The capacity to achieve equity is a key component of national immunization programmes [21]. In this study, we analyzed equity in immunization coverage with regard to areas of residence (urban versus rural) and the household wealth index (full immunization coverage by wealth quintile). Our multivariate analyses results showed no significant associations between full immunization and areas of residence or household wealth index. These findings were not confirmed by results seen in other African and other LMI countries [4, 12, 13, 16, 18, 25]. In a study in Ethiopia, Lakew et al. [13] showed that children born from mothers of higher wealth index were 40% more likely to have received full vaccination status compared with children from women of poor wealth index group. However, in their study, the wealth quintile was categorized only into three groups (poor, middle and rich) and the percent coverage among children in the lowest quintile group was very low compared to our study (17.5% vs 61.9%). Similarly, Lynch et al. demonstrated that higher economic status was associated with better health [25]. However, in their study they used a more complex definition of health including quality of life, life expectancy, and specific measure such as causes of death [25].

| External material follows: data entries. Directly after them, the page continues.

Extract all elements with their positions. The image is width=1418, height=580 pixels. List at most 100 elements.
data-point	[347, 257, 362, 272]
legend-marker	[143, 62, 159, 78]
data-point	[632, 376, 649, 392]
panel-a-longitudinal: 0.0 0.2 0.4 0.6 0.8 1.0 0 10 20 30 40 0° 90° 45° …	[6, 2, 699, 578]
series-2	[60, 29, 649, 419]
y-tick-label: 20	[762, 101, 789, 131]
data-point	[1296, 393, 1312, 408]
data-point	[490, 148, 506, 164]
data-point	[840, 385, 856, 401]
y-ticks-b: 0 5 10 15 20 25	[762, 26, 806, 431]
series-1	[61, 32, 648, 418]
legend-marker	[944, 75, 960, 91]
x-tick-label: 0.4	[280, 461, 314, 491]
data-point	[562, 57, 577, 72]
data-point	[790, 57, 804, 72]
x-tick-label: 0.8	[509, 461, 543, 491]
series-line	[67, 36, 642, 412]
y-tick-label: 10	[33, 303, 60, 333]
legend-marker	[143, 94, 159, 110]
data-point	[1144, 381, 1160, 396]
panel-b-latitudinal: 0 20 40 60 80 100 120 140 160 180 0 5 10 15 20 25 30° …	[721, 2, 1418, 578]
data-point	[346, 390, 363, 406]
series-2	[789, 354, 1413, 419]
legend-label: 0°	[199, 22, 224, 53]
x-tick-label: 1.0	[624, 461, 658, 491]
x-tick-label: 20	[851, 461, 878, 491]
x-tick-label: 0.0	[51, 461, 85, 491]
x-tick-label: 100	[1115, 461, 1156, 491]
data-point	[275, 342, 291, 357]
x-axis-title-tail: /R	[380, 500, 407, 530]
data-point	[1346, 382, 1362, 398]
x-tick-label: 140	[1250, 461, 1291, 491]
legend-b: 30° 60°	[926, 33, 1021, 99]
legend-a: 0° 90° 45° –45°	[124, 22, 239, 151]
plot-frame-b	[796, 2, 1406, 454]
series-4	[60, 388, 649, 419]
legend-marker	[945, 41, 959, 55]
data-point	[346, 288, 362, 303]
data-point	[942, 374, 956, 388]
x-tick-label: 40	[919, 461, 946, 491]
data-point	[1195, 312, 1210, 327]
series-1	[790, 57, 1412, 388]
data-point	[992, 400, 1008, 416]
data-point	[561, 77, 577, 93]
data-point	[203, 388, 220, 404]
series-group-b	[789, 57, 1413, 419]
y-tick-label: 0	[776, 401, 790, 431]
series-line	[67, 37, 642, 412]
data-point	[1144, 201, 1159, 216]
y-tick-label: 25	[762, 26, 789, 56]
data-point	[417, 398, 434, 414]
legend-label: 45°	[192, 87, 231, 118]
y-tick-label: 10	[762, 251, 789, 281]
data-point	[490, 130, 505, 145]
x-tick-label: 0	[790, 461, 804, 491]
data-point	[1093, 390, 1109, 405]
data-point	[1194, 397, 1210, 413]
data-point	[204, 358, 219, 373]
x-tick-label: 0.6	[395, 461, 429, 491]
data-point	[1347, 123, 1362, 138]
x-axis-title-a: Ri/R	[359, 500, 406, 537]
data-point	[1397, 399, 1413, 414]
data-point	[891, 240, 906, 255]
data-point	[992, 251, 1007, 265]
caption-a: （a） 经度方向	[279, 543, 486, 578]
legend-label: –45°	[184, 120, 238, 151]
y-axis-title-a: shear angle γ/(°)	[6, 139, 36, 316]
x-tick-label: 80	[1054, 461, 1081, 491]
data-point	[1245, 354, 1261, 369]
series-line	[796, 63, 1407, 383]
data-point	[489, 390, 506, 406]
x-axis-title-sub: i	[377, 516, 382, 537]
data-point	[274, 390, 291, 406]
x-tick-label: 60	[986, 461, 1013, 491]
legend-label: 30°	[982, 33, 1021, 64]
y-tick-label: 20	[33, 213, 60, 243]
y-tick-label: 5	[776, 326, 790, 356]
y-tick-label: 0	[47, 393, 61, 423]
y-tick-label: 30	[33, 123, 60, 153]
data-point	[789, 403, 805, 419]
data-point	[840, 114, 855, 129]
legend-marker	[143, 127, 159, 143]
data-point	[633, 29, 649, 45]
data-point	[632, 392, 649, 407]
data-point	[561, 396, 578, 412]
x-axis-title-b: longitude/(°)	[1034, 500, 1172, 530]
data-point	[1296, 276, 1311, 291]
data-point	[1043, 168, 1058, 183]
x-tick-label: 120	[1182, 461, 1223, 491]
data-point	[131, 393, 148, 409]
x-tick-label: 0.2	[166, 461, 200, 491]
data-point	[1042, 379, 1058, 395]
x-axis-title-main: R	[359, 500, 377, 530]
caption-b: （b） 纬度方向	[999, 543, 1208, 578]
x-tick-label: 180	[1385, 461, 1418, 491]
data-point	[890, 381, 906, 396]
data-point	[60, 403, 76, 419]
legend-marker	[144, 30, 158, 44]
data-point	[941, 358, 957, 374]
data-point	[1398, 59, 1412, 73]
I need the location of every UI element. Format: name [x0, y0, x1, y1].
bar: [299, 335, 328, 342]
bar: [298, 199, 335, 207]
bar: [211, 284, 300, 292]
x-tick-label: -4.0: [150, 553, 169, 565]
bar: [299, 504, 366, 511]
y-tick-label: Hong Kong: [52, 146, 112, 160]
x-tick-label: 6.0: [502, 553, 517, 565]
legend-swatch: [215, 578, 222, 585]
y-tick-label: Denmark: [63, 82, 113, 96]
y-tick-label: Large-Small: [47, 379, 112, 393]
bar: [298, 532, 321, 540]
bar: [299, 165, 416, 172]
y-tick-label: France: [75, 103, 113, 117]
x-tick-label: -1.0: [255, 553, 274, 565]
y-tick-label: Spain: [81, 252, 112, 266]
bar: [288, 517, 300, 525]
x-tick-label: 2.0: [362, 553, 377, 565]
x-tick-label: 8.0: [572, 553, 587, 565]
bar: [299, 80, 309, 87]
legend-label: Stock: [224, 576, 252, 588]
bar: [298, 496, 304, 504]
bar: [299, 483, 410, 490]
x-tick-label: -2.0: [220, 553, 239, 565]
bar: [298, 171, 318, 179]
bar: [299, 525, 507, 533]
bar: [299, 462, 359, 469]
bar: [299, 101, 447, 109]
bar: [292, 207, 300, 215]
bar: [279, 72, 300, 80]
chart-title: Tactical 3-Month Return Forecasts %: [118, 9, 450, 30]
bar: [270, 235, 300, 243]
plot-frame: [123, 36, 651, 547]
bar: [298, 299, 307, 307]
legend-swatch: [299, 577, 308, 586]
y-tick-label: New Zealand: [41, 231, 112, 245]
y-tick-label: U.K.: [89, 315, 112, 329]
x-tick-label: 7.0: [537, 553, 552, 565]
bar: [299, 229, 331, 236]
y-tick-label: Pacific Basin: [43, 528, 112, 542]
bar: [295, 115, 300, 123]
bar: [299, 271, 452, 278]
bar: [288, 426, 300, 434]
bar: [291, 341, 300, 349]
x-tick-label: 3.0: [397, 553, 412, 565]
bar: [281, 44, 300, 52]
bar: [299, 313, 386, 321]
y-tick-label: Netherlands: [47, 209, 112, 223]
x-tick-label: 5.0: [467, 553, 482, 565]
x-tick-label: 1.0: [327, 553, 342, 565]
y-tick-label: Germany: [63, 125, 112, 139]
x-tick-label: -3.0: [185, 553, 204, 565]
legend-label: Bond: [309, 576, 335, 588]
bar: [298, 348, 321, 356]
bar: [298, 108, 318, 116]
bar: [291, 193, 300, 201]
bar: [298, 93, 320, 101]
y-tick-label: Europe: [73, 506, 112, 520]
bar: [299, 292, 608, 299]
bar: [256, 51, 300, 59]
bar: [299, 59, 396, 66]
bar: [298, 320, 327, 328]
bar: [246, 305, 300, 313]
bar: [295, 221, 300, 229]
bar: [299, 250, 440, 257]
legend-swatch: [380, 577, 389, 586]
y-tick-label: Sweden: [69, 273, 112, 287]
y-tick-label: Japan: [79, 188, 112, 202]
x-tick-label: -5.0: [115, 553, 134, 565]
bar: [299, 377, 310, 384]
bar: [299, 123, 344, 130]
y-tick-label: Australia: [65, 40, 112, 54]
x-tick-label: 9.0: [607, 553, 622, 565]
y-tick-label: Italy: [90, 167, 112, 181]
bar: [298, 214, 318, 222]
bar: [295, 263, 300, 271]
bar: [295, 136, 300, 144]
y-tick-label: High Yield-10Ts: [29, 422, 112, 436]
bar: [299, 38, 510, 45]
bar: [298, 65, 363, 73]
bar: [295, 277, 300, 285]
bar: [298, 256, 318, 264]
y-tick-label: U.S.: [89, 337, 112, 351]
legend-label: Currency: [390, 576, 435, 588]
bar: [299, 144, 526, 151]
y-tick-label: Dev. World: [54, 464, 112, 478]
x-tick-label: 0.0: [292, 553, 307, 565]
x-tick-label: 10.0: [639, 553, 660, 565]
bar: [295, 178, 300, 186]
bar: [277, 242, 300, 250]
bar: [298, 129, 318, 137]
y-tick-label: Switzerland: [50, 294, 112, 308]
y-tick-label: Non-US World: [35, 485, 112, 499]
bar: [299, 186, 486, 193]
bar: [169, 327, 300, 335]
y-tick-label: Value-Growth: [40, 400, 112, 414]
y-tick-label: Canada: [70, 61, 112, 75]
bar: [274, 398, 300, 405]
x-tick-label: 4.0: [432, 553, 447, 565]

Our study focused on nine vaccines available at the time of the survey used for theses analyses. However, in 2013 and 2014, Senegal launched a large-scale introduction of the pneumococcal vaccine and the rotavirus vaccines. Additionally, a human papilloma virus (HPV) vaccine to prevent cervical cancer among adolescent girls aged 9–13 years old is expected to be added to the vaccines offered in 2017. With the introduction of these new antigens into the routine immunization schedule, the number of vaccines offered by the national EPI through the public health infrastructures is expected to rise. However, there is a risk that the introduction of these new vaccines may negatively impact the delivery of traditional vaccines such as BCG vaccine, pentavalent, measles and polio vaccine [26]. Therefore, current strategies should focus on planning and strengthening the health system to make sure the rates of immunization coverage is not affected by the addition of new vaccines.

Limitations of the study

Our study has some limitations. First, information on child’s immunization was collected from either the health card or the mother’s recall of vaccinations as recommended by the World Health Organization. However, because of potential shame and social stigma, mothers of children who don’t have the vaccination recorded on the health card may be more tempted to report a vaccination for their children introducing a potential subject bias. Consequently, the level of immunization coverage may be lower than the prevalence reported in this study. Second, information on immunization and certain sociodemographic characteristics was collected at the same time, therefore it may be difficult to establish a causal relationship between these characteristics and the child immunization status. Third, in this study, based on the birth history, only living children were included, therefore the generalizability to all children, living and deceased, remains unclear.

Conclusions

In conclusion, we found that immunization coverage among children aged between 12 and 23 months was below the national (> 80%) and international objectives (> 90%). Our findings show that childhood full immunization depends on different factors related to mother’s individual characteristics, household characteristics and the use of antenatal services. These findings highlight the importance of using data to target specific geographic areas or age groups as well as address several factors that contribute to lower immunization rates.